EKS Single T2 Worker Node with Resource Quota
So, we’ve seen that poorly configured pods can consume all the necessary CPU on a worker node, starving other pods from vital resources. Not only does this prevent other applications on the cluster from running correctly but it causes the instance to throttle its CPU and starve all pods.
There are a couple of options to solve this issue if we are to continue using T2s for Kubernetes…
- Add additional worker nodes
- Use unlimited bursting
- Implement resource quotas
The first option is not sustainable as I’m sure we will continue to run out of resources for each node – it’s also more expensive. The second option allows the T2 instance to continue bursting its CPU performance above its credit limit at an additional cost. This option is costly and again doesn’t really solve the underlying issue. The final option is to implement a Kubernetes feature called Resource Quotas which limit pod CPU usage across a namespace. This option is the most sensible approach as it addresses the root cause of the issue and allows us to predictably manage resources on our Kubernetes cluster.
In our resource quota we have defined two sets of variables for our cluster; requests and limits. Requests are used in Kubernetes by the scheduler to determine where it should place the pod in the cluster, limits as the name suggest provide a maximum value a pod can reach for that resource.
Here we’re stating that all pods across the default namespace cannot accumulatively exceed 1 vCPU request (e.g. 5 pods each requesting 0.25) or 1.75 vCPU during the pod’s lifespan. This allows us to keep our vCPU under the instances 2 vCPU limit. Here is what the new apache-php pod manifest looks like with resource quotas applied (note; when a resource quota is applied to a namespace, pods cannot be deployed without declaring a resource request and limit in their manifest)…
Interestingly if a pod reaches its CPU limit then it will just be throttled at that limit, however if a pod reaches its memory limit it will be identified as a potential process to be killed to avoid Out of Memory issues.
Once we deploy the pods and begin the CPU load generating, we can see the resource quota in action…
All four of our pods (2 x php-apache, 2 x load-generator) have been successfully deployed as they’re within the agreed resource quota parameters.
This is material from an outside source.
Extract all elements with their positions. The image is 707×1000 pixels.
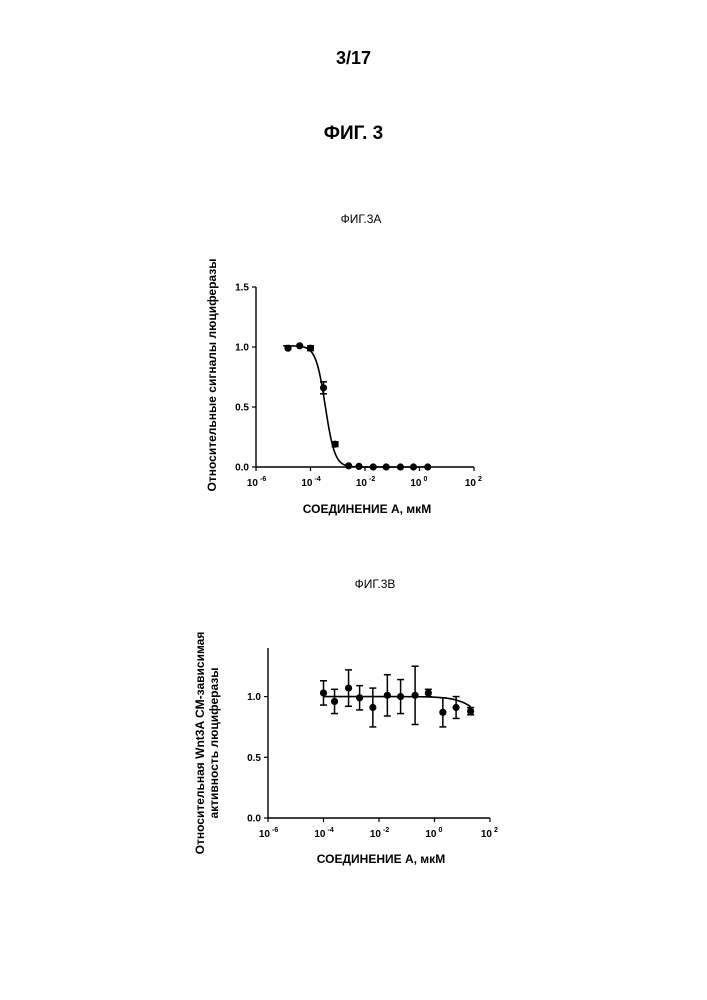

If we had specified a request for CPU that was too large for example, we would be presented with an error message at deployment time stating there was insufficient resources available.
What does these mean at the AWS instance level?
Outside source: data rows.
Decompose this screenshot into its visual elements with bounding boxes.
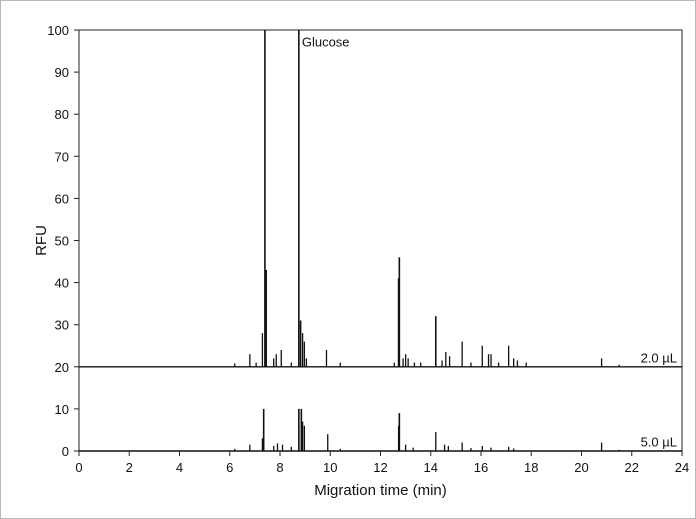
y-tick-label: 100: [47, 23, 69, 38]
y-tick-label: 20: [55, 360, 69, 375]
y-axis-title: RFU: [33, 225, 50, 256]
x-tick-label: 22: [625, 460, 639, 475]
annotations: Glucose 2.0 µL 5.0 µL: [302, 35, 677, 450]
x-tick-label: 2: [126, 460, 133, 475]
x-tick-label: 0: [75, 460, 82, 475]
trace-2: [79, 408, 682, 452]
y-tick-label: 70: [55, 149, 69, 164]
y-tick-label: 80: [55, 107, 69, 122]
x-tick-label: 10: [323, 460, 337, 475]
x-tick-label: 6: [226, 460, 233, 475]
traces: [79, 30, 682, 452]
annotation-label: Glucose: [302, 35, 350, 50]
x-tick-label: 12: [373, 460, 387, 475]
x-tick-label: 24: [675, 460, 689, 475]
x-tick-label: 14: [424, 460, 438, 475]
y-tick-label: 40: [55, 276, 69, 291]
x-tick-label: 20: [574, 460, 588, 475]
x-tick-label: 8: [276, 460, 283, 475]
y-tick-label: 90: [55, 65, 69, 80]
y-tick-label: 10: [55, 402, 69, 417]
x-tick-label: 18: [524, 460, 538, 475]
x-axis: 0 2 4 6 8 10 12 14 16 18 20 22 24: [75, 451, 689, 475]
x-tick-label: 16: [474, 460, 488, 475]
y-tick-label: 60: [55, 191, 69, 206]
y-tick-label: 30: [55, 318, 69, 333]
trace-1: [79, 30, 682, 368]
y-tick-label: 50: [55, 234, 69, 249]
x-tick-label: 4: [176, 460, 183, 475]
plot-area: [78, 29, 683, 452]
y-tick-label: 0: [62, 444, 69, 459]
y-axis: 0 10 20 30 40 50 60 70 80 90 100: [47, 23, 79, 459]
x-axis-title: Migration time (min): [314, 482, 447, 499]
annotation-label: 5.0 µL: [641, 435, 677, 450]
plot-border: [78, 29, 683, 452]
annotation-label: 2.0 µL: [641, 350, 677, 365]
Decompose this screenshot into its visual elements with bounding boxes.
We can see that after spinning up our CPU Load Generator, CPU utilization begins to climb – but levels off at roughly 43% due to the resource quota. The resource quota hasn’t quite saved us completely however – we can see that CPU Credit Usage is starting to climb and levels off around 3. Although this number is small it does mean that we are bursting (above the 40% utilization) and will eventually consume all CPU credits and be throttled to 40% CPU.
Requests are now being processed at just less than half the original 100% CPU rate.
We could play around with the resource quota to define requests and limits that don’t cause the T2 instance to burst – but then we are hamstringing our Kubernetes cluster by not letting it fully utilise all available resources.
In Summary
We’ve shown that the unpredictable nature of deployments on Kubernetes clusters isn’t a good fit for the T2/3 family of instances. There is the potential to have instances throttled due to pods consuming vast amounts of resources. At best this will limit the performance of your applications and at worst could cause the cluster to fail (if using T2/3s for master nodes) due to ETCD issues. Furthermore, this condition will only be picked up if we are monitoring CloudWatch carefully or performing application performance monitoring on the pods.
To this end it is advisable to avoid using T2/3 instance type families for Kubernetes deployments, if you would like to save money whilst using more traditional instance families (such as Ms and Rs) then take a look at our blog on spot instances.